部屋にもどると、灯りは薄暗がりになっていて、ベランダで宴の喧騒をながめながら、アズラエルがタバコを吸っていた。
宴はまだ賑やかに続いている。とっくに深夜を過ぎているのに。
「明け方まで続くさ、あれは」
アズラエルはタバコを揉み消した。グレンはベッドの端に丸まったまま、ピクリとも動かない。
「アズ」
「ん?」
「カレンが病気だってこと、グレン、知らなかったんだね……」
グレンも、カレンがアバド病だという事実に衝撃を受けていた。グレンも知らなかったのだ。
「たぶん、セルゲイ以外は、知らなかったんだ」
アズラエルの顔色は、ルナの位置からは暗くて伺えない。
「グレンが知らねえとなれば、エレナもルーイも、ジュリも知らなかっただろ。――だけど、ここまでバレたら、もう黙ってるわけにゃァいかねえな」
毎日顔を合わせる皆には、告げなければならないだろう。今日ここにいない、クラウドとミシェルにも。
「セルゲイが言うか、カレンが言うか。まあ、あのふたりのどちらかが言うまでは黙ってろ。ミシェルはけっこう、あっさりしてる方だが、クラウドはああ見えて仲間意識が強いからな。俺たちが知ってて自分が知らなかったとなれば、信用されてないとかなんとか――落ち込むに決まってる――メンドくせえな」
アズラエルは顎ヒゲをぽりぽりとやった。
「マジでめんどくせえ――疲れたな」
疲弊しきった顔でアズラエルが言ったので、ルナはアズラエルの手を握ってあげた。
「アズも寝た方がいいね。さきにお風呂入る?」
「いや、朝シャワー浴びる」
ルナは浴槽でうとうとしながら考えごとをし、お風呂から上がって部屋にもどると、妙に静かだった。ベランダから外を見ると、宴は終わっていた。井桁の火はまだ赤々と燃えていて、火の番をする何人かはいたが。

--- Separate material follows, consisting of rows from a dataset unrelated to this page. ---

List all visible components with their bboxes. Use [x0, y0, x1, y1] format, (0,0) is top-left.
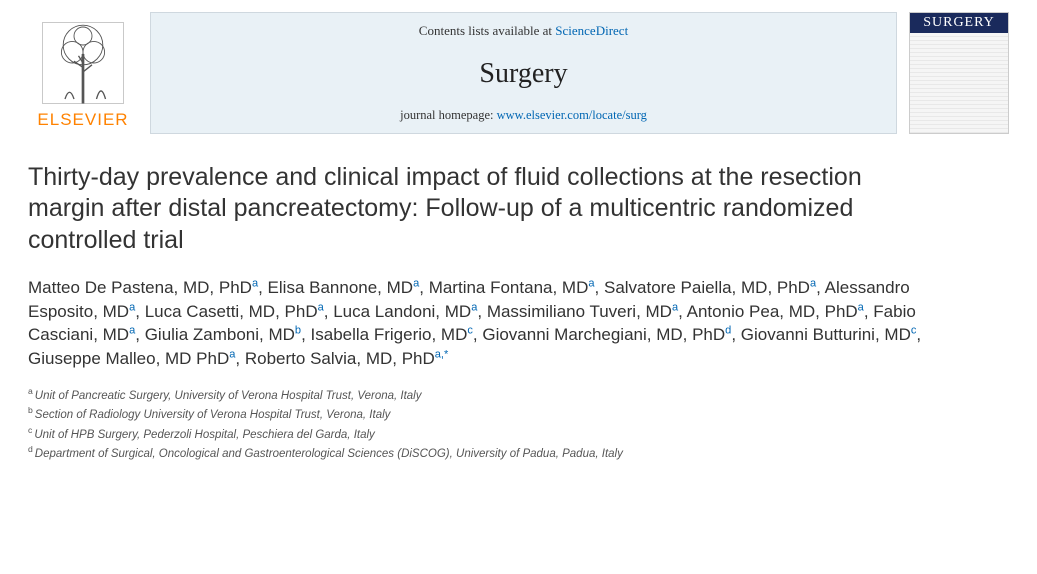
- affiliation-text: Department of Surgical, Oncological and …: [35, 448, 623, 460]
- elsevier-tree-icon: [38, 18, 128, 108]
- affiliation-label: d: [28, 444, 33, 454]
- homepage-prefix: journal homepage:: [400, 108, 497, 122]
- affiliation-line: bSection of Radiology University of Vero…: [28, 404, 1009, 424]
- affiliation-line: dDepartment of Surgical, Oncological and…: [28, 443, 1009, 463]
- journal-header-banner: ELSEVIER Contents lists available at Sci…: [28, 12, 1009, 134]
- author: Roberto Salvia, MD, PhDa,*: [245, 349, 448, 368]
- affiliation-label: a: [28, 386, 33, 396]
- author-affiliation-marker: a: [229, 348, 235, 360]
- publisher-name: ELSEVIER: [37, 110, 128, 130]
- author: Giovanni Marchegiani, MD, PhDd: [482, 325, 731, 344]
- author-affiliation-marker: a: [252, 277, 258, 289]
- author-affiliation-marker: a: [318, 301, 324, 313]
- author-affiliation-marker: a: [129, 325, 135, 337]
- affiliation-text: Unit of HPB Surgery, Pederzoli Hospital,…: [34, 429, 374, 441]
- homepage-link[interactable]: www.elsevier.com/locate/surg: [497, 108, 647, 122]
- author-affiliation-marker: a: [858, 301, 864, 313]
- author-affiliation-marker: a: [413, 277, 419, 289]
- sciencedirect-link[interactable]: ScienceDirect: [555, 23, 628, 38]
- contents-line: Contents lists available at ScienceDirec…: [419, 23, 628, 39]
- author-affiliation-marker: a: [471, 301, 477, 313]
- homepage-line: journal homepage: www.elsevier.com/locat…: [400, 108, 647, 123]
- author-affiliation-marker: a: [129, 301, 135, 313]
- contents-prefix: Contents lists available at: [419, 23, 555, 38]
- publisher-logo-block: ELSEVIER: [28, 12, 138, 134]
- author: Giovanni Butturini, MDc: [741, 325, 917, 344]
- author: Giuseppe Malleo, MD PhDa: [28, 349, 235, 368]
- affiliation-label: b: [28, 405, 33, 415]
- author: Massimiliano Tuveri, MDa: [487, 302, 678, 321]
- author: Antonio Pea, MD, PhDa: [687, 302, 864, 321]
- author: Matteo De Pastena, MD, PhDa: [28, 278, 258, 297]
- author-list: Matteo De Pastena, MD, PhDa, Elisa Banno…: [28, 276, 948, 371]
- cover-body: [910, 33, 1008, 133]
- author-affiliation-marker: a: [672, 301, 678, 313]
- author: Luca Casetti, MD, PhDa: [145, 302, 324, 321]
- author-affiliation-marker: d: [725, 325, 731, 337]
- affiliation-list: aUnit of Pancreatic Surgery, University …: [28, 385, 1009, 463]
- affiliation-text: Unit of Pancreatic Surgery, University o…: [35, 390, 422, 402]
- author: Salvatore Paiella, MD, PhDa: [604, 278, 816, 297]
- author-affiliation-marker: b: [295, 325, 301, 337]
- affiliation-text: Section of Radiology University of Veron…: [35, 409, 391, 421]
- author-affiliation-marker: c: [467, 325, 473, 337]
- author-affiliation-marker: a: [810, 277, 816, 289]
- affiliation-label: c: [28, 425, 32, 435]
- cover-title: SURGERY: [910, 13, 1008, 33]
- journal-name: Surgery: [479, 58, 567, 90]
- author-affiliation-marker: a: [588, 277, 594, 289]
- author: Giulia Zamboni, MDb: [145, 325, 301, 344]
- affiliation-line: aUnit of Pancreatic Surgery, University …: [28, 385, 1009, 405]
- banner-center: Contents lists available at ScienceDirec…: [150, 12, 897, 134]
- journal-cover-thumbnail: SURGERY: [909, 12, 1009, 134]
- author: Martina Fontana, MDa: [429, 278, 595, 297]
- author: Isabella Frigerio, MDc: [311, 325, 473, 344]
- article-title: Thirty-day prevalence and clinical impac…: [28, 162, 908, 256]
- author-affiliation-marker: c: [911, 325, 917, 337]
- affiliation-line: cUnit of HPB Surgery, Pederzoli Hospital…: [28, 424, 1009, 444]
- author-affiliation-marker: a,*: [435, 348, 449, 360]
- author: Luca Landoni, MDa: [333, 302, 477, 321]
- author: Elisa Bannone, MDa: [268, 278, 420, 297]
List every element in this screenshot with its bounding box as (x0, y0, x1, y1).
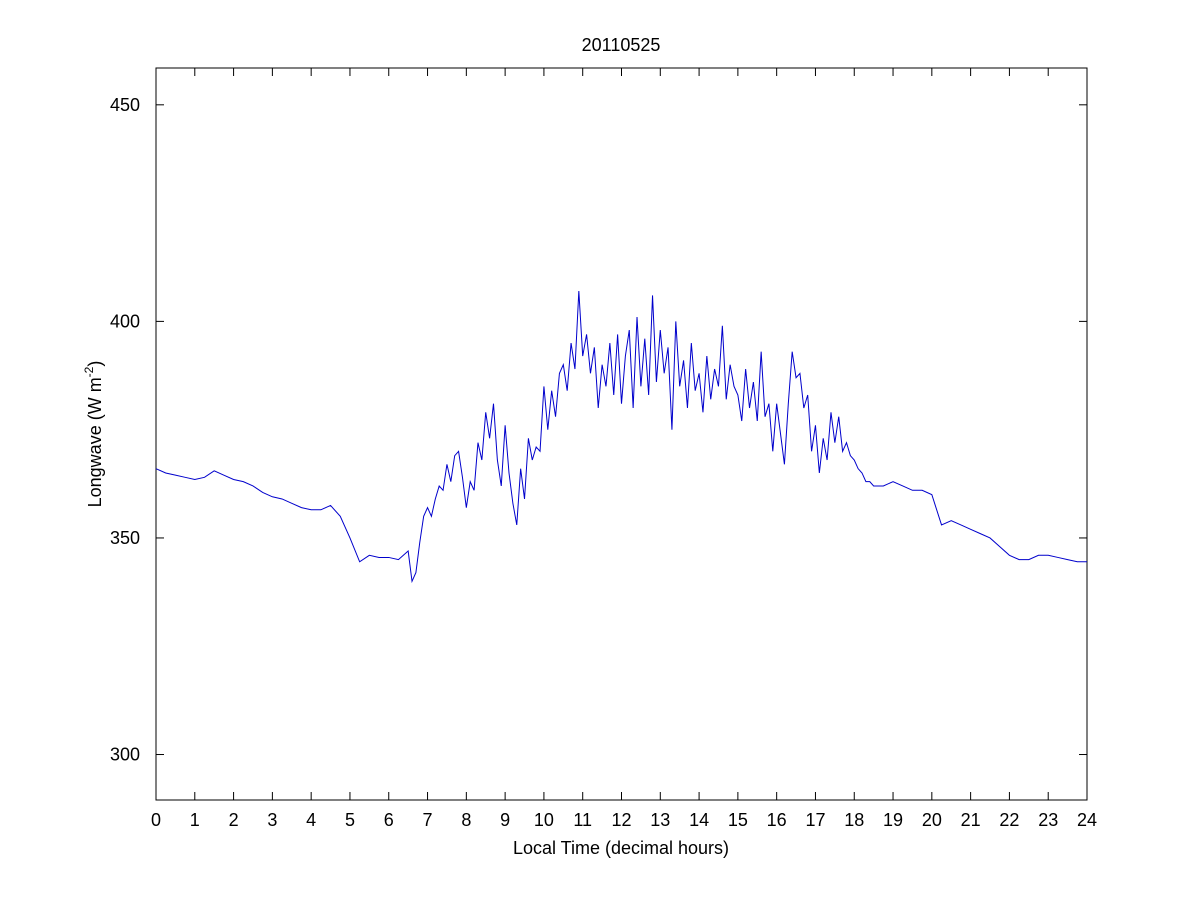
y-tick-label: 450 (110, 95, 140, 115)
y-tick-label: 400 (110, 311, 140, 331)
x-tick-label: 3 (267, 810, 277, 830)
x-tick-label: 2 (229, 810, 239, 830)
x-tick-label: 24 (1077, 810, 1097, 830)
y-tick-label: 300 (110, 745, 140, 765)
x-tick-label: 13 (650, 810, 670, 830)
x-tick-label: 19 (883, 810, 903, 830)
x-tick-label: 0 (151, 810, 161, 830)
x-tick-label: 23 (1038, 810, 1058, 830)
data-line (155, 291, 1087, 584)
x-tick-label: 5 (345, 810, 355, 830)
x-tick-label: 18 (844, 810, 864, 830)
y-axis-label-superscript: -2 (82, 366, 96, 377)
x-tick-label: 7 (423, 810, 433, 830)
x-tick-label: 14 (689, 810, 709, 830)
x-tick-label: 10 (534, 810, 554, 830)
x-tick-label: 21 (961, 810, 981, 830)
x-tick-label: 12 (611, 810, 631, 830)
x-tick-label: 11 (573, 810, 592, 830)
x-tick-label: 17 (805, 810, 825, 830)
x-tick-label: 8 (461, 810, 471, 830)
x-tick-label: 22 (999, 810, 1019, 830)
chart-title: 20110525 (582, 35, 661, 55)
y-axis-label: Longwave (W m-2) (82, 361, 105, 508)
x-tick-label: 4 (306, 810, 316, 830)
x-tick-label: 9 (500, 810, 510, 830)
x-tick-label: 20 (922, 810, 942, 830)
y-axis-label-suffix: ) (85, 361, 105, 367)
x-tick-label: 6 (384, 810, 394, 830)
y-axis-label-text: Longwave (W m (85, 377, 105, 507)
x-axis-label: Local Time (decimal hours) (513, 838, 729, 858)
x-tick-label: 15 (728, 810, 748, 830)
x-tick-label: 1 (190, 810, 200, 830)
plot-area (155, 67, 1088, 801)
x-tick-label: 16 (767, 810, 787, 830)
y-tick-label: 350 (110, 528, 140, 548)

ルナは扉を閉めた。虫よけの香の、いい匂いが部屋に漂っていた。
アズラエルもグレンも、ベッドの両端に背を向けあって寝ていて、真ん中はルナが二匹おさまりそうな広さになっている。ルナは感嘆した。人の気配があればすぐ起きるはずのアズラエルから、寝息しか聞こえない。
ルナはいちばん広いまんなかを占拠し、薄い毛布をかぶり、両側の広い背中という名の壁を交互に見た。おやすみなさい、と小声でつぶやいた。